You don't often hear any Congressmen or Senators demanding answers on how long the duration or how great the number of troops will be required in Kosovo, South Korea, or Germany.
But you hear little other than those questions when the subject of Iraq comes up.
There's isn't much discussion of extracting U.S. troops from Qatar or Kuwait, but hardly a day goes by when one or more of the Democrats who are running to replace George W. Bush in the Oval office don't lay out some plan on how to get the troops "home." (Of course those plans do not and cannot guarantee that the troops summoned back from Iraq won't be sent off to Okinawa or Djibouti --it is a global military, and its missions are many and spread across the continents.)

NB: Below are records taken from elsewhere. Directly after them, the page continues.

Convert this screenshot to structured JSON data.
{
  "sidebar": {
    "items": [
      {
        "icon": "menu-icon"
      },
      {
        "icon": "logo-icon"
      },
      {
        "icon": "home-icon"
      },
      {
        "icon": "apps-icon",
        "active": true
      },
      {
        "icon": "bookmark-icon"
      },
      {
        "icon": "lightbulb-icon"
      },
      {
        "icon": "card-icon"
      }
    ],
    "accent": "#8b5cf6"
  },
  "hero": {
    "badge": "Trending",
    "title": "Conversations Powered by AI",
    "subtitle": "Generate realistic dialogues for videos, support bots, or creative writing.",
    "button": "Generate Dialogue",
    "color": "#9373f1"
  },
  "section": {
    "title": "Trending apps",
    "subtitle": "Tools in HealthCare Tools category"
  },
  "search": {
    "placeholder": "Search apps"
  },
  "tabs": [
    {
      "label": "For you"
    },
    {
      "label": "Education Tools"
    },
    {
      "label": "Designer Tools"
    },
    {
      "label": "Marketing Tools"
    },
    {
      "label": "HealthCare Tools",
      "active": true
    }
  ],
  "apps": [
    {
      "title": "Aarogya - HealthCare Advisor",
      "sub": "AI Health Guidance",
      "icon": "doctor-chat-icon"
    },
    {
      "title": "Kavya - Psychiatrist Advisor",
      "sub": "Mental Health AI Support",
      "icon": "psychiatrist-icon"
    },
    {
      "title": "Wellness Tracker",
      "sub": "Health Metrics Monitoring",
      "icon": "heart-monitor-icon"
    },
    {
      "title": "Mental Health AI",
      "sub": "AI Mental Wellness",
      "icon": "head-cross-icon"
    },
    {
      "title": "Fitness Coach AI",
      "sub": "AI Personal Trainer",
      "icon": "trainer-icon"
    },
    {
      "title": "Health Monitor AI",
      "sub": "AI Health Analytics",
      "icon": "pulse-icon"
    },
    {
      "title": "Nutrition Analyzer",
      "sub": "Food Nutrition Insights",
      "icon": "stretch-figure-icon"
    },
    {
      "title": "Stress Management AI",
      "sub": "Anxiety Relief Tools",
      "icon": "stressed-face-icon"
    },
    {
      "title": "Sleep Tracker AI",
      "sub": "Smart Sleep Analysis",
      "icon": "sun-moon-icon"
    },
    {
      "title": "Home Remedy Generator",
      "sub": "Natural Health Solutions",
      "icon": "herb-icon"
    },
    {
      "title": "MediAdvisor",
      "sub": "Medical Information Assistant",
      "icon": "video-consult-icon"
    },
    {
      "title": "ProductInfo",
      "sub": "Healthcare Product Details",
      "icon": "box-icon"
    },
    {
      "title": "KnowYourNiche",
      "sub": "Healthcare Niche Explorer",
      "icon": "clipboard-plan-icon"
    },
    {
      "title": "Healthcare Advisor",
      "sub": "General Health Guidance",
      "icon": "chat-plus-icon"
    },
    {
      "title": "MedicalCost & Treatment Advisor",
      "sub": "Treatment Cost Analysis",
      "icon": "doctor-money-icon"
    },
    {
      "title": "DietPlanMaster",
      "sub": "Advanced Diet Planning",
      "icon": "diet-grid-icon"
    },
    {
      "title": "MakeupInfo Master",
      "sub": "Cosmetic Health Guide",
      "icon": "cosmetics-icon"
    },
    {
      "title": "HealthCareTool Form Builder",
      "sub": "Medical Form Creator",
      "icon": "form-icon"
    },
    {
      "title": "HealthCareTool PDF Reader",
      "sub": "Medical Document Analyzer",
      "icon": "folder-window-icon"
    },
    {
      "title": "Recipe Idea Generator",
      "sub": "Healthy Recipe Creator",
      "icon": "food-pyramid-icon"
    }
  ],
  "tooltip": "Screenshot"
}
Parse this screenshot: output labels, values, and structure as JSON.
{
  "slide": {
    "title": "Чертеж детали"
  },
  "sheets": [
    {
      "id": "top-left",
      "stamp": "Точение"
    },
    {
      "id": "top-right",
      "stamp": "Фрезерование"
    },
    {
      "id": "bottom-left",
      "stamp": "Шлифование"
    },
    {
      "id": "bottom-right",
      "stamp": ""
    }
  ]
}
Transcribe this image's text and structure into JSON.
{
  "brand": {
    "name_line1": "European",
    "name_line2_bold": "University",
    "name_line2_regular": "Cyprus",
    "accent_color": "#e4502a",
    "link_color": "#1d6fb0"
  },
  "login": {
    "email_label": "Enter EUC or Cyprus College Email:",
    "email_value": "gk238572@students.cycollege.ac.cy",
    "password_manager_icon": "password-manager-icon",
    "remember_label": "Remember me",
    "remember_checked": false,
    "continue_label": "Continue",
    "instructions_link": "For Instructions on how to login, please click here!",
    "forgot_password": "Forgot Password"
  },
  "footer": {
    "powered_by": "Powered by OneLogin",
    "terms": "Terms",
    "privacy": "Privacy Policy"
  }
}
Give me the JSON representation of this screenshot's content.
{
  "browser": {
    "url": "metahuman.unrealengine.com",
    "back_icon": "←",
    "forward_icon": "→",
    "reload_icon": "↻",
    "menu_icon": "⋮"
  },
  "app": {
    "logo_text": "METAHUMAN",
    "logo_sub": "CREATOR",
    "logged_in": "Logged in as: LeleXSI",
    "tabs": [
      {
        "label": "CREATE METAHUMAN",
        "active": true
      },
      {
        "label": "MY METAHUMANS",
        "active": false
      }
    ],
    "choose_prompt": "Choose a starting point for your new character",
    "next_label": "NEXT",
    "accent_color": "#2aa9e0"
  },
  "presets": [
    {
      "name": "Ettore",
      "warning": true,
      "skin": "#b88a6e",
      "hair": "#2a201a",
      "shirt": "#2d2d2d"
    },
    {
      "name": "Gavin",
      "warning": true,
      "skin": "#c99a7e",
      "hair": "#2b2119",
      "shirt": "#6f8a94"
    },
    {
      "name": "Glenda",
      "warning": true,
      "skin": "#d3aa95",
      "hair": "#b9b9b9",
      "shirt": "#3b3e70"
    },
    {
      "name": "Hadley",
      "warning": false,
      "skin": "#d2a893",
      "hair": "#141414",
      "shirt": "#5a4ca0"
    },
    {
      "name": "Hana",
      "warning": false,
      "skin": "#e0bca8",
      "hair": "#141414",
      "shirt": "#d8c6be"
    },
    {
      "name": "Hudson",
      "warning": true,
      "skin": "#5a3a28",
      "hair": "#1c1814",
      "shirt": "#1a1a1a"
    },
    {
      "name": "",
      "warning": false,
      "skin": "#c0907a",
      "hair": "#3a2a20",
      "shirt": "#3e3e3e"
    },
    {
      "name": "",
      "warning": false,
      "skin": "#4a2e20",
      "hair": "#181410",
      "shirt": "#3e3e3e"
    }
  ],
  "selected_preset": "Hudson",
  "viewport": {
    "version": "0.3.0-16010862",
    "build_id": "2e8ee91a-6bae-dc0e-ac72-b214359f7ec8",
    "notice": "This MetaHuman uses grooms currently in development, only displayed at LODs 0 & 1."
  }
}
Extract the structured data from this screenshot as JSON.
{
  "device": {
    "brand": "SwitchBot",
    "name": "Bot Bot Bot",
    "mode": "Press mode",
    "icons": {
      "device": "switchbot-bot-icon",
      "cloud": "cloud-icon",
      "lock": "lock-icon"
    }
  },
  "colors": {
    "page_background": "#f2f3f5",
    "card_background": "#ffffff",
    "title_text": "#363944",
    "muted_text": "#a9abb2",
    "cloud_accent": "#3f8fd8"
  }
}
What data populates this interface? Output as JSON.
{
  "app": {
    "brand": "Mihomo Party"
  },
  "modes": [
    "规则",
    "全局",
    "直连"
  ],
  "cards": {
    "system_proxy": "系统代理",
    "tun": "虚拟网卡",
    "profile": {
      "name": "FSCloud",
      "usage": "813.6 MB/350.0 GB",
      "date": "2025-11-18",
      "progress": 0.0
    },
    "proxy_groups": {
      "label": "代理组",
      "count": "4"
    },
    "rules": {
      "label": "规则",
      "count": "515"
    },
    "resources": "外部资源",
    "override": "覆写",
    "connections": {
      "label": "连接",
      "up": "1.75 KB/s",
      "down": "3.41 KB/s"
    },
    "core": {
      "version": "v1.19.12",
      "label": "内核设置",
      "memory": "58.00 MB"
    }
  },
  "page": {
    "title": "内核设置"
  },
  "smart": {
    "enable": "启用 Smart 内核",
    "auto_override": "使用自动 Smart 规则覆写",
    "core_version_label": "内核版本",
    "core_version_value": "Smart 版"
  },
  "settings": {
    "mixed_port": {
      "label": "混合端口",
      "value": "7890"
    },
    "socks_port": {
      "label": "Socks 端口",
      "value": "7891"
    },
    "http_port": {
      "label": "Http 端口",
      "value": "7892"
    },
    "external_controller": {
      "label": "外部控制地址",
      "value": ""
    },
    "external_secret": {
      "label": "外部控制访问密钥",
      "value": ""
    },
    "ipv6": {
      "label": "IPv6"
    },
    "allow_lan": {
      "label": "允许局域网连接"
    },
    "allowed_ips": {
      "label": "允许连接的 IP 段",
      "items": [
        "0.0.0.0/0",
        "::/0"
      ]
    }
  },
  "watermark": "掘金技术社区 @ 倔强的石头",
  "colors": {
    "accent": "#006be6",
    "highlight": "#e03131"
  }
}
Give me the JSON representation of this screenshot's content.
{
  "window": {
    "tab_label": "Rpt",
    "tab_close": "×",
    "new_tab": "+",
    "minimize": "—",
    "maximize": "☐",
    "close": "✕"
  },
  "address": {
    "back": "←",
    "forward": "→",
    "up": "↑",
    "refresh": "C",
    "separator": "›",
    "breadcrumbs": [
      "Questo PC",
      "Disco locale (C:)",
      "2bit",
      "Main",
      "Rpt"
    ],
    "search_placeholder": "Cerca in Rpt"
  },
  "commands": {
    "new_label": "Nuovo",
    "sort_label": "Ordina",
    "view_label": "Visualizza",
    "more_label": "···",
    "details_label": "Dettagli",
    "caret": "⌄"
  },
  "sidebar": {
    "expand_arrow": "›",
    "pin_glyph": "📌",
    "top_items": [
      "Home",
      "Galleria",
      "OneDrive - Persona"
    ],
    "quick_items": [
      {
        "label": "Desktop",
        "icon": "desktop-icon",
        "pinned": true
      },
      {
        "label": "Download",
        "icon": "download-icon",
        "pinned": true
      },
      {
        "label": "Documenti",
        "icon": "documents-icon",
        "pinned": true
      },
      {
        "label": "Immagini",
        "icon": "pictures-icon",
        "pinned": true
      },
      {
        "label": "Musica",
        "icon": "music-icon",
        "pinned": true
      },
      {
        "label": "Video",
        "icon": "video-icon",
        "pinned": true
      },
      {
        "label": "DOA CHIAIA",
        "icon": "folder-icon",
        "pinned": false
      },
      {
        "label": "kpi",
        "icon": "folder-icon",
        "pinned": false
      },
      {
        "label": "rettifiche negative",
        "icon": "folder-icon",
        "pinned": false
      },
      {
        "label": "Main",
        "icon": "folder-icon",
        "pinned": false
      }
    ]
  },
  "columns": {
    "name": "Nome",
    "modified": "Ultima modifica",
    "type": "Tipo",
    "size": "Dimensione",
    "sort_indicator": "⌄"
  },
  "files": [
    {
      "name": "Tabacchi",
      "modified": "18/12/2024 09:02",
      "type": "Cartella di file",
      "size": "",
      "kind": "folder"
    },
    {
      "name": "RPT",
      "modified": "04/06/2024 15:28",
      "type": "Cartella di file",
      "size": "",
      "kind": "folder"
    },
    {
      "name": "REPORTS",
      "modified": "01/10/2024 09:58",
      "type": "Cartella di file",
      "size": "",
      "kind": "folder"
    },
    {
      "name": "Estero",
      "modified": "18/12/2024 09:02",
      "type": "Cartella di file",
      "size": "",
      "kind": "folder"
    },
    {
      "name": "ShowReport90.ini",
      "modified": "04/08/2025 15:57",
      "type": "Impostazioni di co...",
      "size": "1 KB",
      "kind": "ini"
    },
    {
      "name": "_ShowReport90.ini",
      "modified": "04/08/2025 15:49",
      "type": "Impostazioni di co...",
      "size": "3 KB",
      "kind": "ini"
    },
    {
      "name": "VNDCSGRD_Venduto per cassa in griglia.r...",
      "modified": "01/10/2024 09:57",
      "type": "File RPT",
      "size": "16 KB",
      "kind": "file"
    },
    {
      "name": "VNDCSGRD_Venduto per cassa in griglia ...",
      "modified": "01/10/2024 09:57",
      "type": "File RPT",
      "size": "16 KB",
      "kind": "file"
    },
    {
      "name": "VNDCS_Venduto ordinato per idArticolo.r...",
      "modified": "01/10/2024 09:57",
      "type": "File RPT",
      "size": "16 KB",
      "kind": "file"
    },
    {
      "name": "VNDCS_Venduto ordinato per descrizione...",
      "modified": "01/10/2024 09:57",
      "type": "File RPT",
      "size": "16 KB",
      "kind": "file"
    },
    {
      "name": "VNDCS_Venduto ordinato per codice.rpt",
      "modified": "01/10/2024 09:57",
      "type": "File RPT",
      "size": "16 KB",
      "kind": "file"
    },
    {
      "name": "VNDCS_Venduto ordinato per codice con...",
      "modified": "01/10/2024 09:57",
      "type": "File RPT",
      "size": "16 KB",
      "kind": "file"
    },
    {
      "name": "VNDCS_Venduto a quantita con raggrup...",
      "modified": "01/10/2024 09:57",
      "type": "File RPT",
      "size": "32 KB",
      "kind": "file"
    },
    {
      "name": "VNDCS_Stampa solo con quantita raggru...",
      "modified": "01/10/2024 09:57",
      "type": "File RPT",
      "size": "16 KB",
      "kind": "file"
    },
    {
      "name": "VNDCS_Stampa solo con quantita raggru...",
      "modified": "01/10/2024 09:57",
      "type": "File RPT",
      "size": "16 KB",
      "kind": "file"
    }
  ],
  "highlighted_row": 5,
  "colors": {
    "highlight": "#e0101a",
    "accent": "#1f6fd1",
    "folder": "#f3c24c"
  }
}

The reality is that politicians demand that the troops be withdrawn from Iraq because that withdrawal will inflict a political defeat on the Administration. If the Army and marines are obliged to retreat, Democrats reason, there will be no way for the GOP to portray the invasion of Iraq as a sound decision. They will claim their votes for war were manipulated by intentionally deceptive intelligence, and they will rely on the MSM to avoid calling attention to inconvenient speeches made and op-eds written back in late 2002 and 2003.
Responsible analysts know that that not only are American troops going to be stationed in Iraq for many years to come, but that talk of withdrawal exposes those troops to increased risk of attack as al Qaeda in Iraq redoubles its efforts to drive America from the country in response to American casualties. Numerous observers expect an Arab version of the Tet offensive before General Petraeus and Ambassador Crocker make their reports on the surge in mid-September in an effort to rekindle the anti-war hysteria of May and June, a hysteria that has been greatly dampened by the rising tide of good news from Baghdad and al-Anbar province.
So for how long and with how many troops will America remain in Iraq. Senior Fellow at the Council on Foreign Relations Max Boot offered one estimate in the new issue of Commentary Magazine:
The strain on U.S. forces, especially the army, is great. Nevertheless, the current force level can be maintained through at least the spring of next year. Thereafter, we could begin to draw down troops at the rate of one brigade a month until August, when we would be down to a pre-surge force of 15 Brigade Combat Teams or about 140,000 troops. This, assuming we stick with the current schedule of 15-month tours of duty, could then be maintained through 2009, with adjustments up or down at the recommendation of General Petraeus.I asked General Jack Keane (U.S. Army, ret) about Boot's estimates. "Do you agree with that assessment, General Keane?," I asked. "Yeah, I absolutely do," he replied. "Is that what you think is going to happen," I followed up. "I do believe that’s what’s going to happen," confirmed Keane.